The NCAA currently imposes restrictions on conferences that want to hold a conference championship game. Under the current structure, conferences must have at least 12 programs, an equal number of teams in each division and every team must play each opponent in its own division. Should the ACC's proposal go through, conferences would be free to choose a football conference winner as they see fit.
A decision could come as early as April but any change would not take effect until the 2015 season at the earliest.
The ACC wanting more autonomy to determine a champion in football isn't exactly new news as the league has been talking about this for quite a while now. What remains unclear is, should this legislation pass, how the ACC will adapt the current structure.

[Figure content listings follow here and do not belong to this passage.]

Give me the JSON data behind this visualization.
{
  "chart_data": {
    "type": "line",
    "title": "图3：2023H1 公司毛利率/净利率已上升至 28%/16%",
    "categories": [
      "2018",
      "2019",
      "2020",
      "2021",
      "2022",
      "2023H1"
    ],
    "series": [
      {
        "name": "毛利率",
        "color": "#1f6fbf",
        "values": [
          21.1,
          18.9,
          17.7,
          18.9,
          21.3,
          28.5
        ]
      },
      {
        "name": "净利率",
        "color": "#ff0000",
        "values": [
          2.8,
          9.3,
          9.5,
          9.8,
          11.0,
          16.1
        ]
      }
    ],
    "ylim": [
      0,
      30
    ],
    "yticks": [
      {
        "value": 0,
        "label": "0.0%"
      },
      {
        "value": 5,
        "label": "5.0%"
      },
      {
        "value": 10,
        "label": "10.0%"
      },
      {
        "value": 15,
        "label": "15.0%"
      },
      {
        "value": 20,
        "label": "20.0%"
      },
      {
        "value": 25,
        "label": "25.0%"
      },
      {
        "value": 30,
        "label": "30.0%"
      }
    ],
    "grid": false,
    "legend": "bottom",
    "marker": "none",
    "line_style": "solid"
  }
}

The league could take divisions + scheduling + championship game in one of many different directions. But if I had to wager a bet, the ACC would entertain one of the following options.
-- Eliminating divisions altogether and moving to a scheduling model with both permanent and rotating scheduling partners. The top two teams would play in the conference championship game.
-- Keeping the existing division structure and schedule consistent but providing flexibility in determining the two conference championship game participants. Think: In years when the Coastal coughs up a dud of a division winner due to postseason bans, sanctions or what have you (read: 2012), provide greater flexibility for two teams from the same division to meet again in the title game.
-- Keeping the existing division structure but setting the schedule in a way where teams don't necessarily play every opponent in its own division. Title game participants would be the two division winners.
-- Something cool I don't even know about. I don't know ... instead of a ninth regular season game, conference semifinals? Pods? Syracuse's proposed three-team division of Georgia Tech, Miami and Syracuse?
I suppose I'm getting a bit ahead of myself but this legislation, if it passes, does open up a number of intriguing possibilities for the ACC (and everyone else for that matter). It will also be interesting to see how any proposed changes jive with the new College Football Playoff.
From BC's perspective, as long as the Eagles play Syracuse every year and have added flexibility to see teams from the other division more frequently than a once-every-six-years clip, I'm down.